Metacognitive signals for learning and decision-making

Abstract
Optimal decision-making requires integrating expectations about external outcomes – positive and negative – with current internal states. However in many real-life decisions we do not receive external feedback or rewards, and have to estimate our successes or failures from internal, metacognitive signals. In my talk I will present work on how humans use these learning signals to guide behaviour. I will first present evidence from my PhD in which we found that in uncertain environments, the human prefrontal cortex weighs the pursuit of more reliable rewards against the prospect of larger ones, rather than computing and maximizing a subjective utility function. In my subsequent postdoctoral work, I have investigated whether the ability to internally monitor and evaluate our own decisions can act as a learning signal in the absence of external feedback. In a series of behavioural and neuroimaging studies, I show that human subjects can incorporate local decision confidence to form global self-performance estimates over time, while also pervasively underestimating their performance in the absence of feedback.
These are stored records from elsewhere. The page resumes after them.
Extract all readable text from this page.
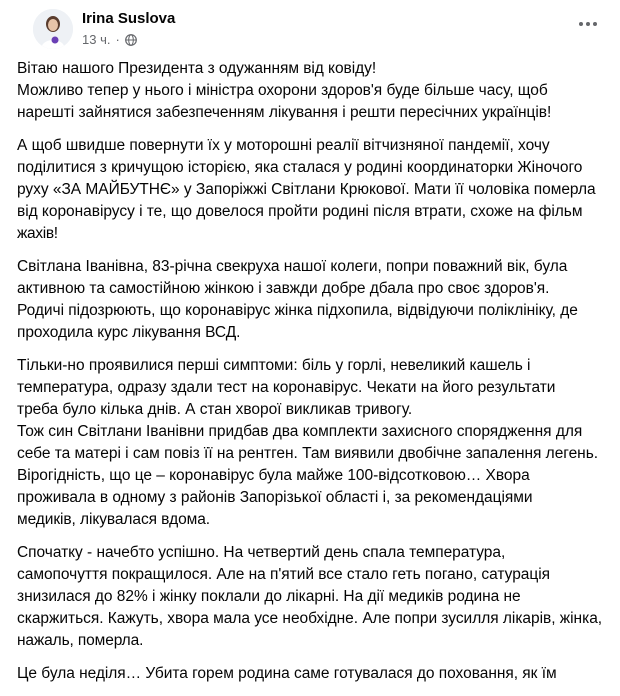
Irina Suslova
13 ч. ·
Вітаю нашого Президента з одужанням від ковіду!
Можливо тепер у нього і міністра охорони здоров'я буде більше часу, щоб
нарешті зайнятися забезпеченням лікування і решти пересічних українців!
А щоб швидше повернути їх у моторошні реалії вітчизняної пандемії, хочу
поділитися з кричущою історією, яка сталася у родині координаторки Жіночого
руху «ЗА МАЙБУТНЄ» у Запоріжжі Світлани Крюкової. Мати її чоловіка померла
від коронавірусу і те, що довелося пройти родині після втрати, схоже на фільм
жахів!
Світлана Іванівна, 83-річна свекруха нашої колеги, попри поважний вік, була
активною та самостійною жінкою і завжди добре дбала про своє здоров'я.
Родичі підозрюють, що коронавірус жінка підхопила, відвідуючи поліклініку, де
проходила курс лікування ВСД.
Тільки-но проявилися перші симптоми: біль у горлі, невеликий кашель і
температура, одразу здали тест на коронавірус. Чекати на його результати
треба було кілька днів. А стан хворої викликав тривогу.
Тож син Світлани Іванівни придбав два комплекти захисного спорядження для
себе та матері і сам повіз її на рентген. Там виявили двобічне запалення легень.
Вірогідність, що це – коронавірус була майже 100-відсотковою… Хвора
проживала в одному з районів Запорізької області і, за рекомендаціями
медиків, лікувалася вдома.
Спочатку - начебто успішно. На четвертий день спала температура,
самопочуття покращилося. Але на п'ятий все стало геть погано, сатурація
знизилася до 82% і жінку поклали до лікарні. На дії медиків родина не
скаржиться. Кажуть, хвора мала усе необхідне. Але попри зусилля лікарів, жінка,
нажаль, померла.
Це була неділя… Убита горем родина саме готувалася до поховання, як їм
I will suggest that studying these internal metacognitive signals holds particular promise for shedding light on disorders of mental health. Combining computational models of decision-making and metacognition in a large-scale general population sample, we found dissociable shifts in confidence level and metacognitive ability associated with transdiagnostic psychiatric symptom dimensions, in the absence of alterations in the decision process. These findings represent a first canonical step towards understanding how distortions in self-evaluation are formed and maintained in psychiatric disorders.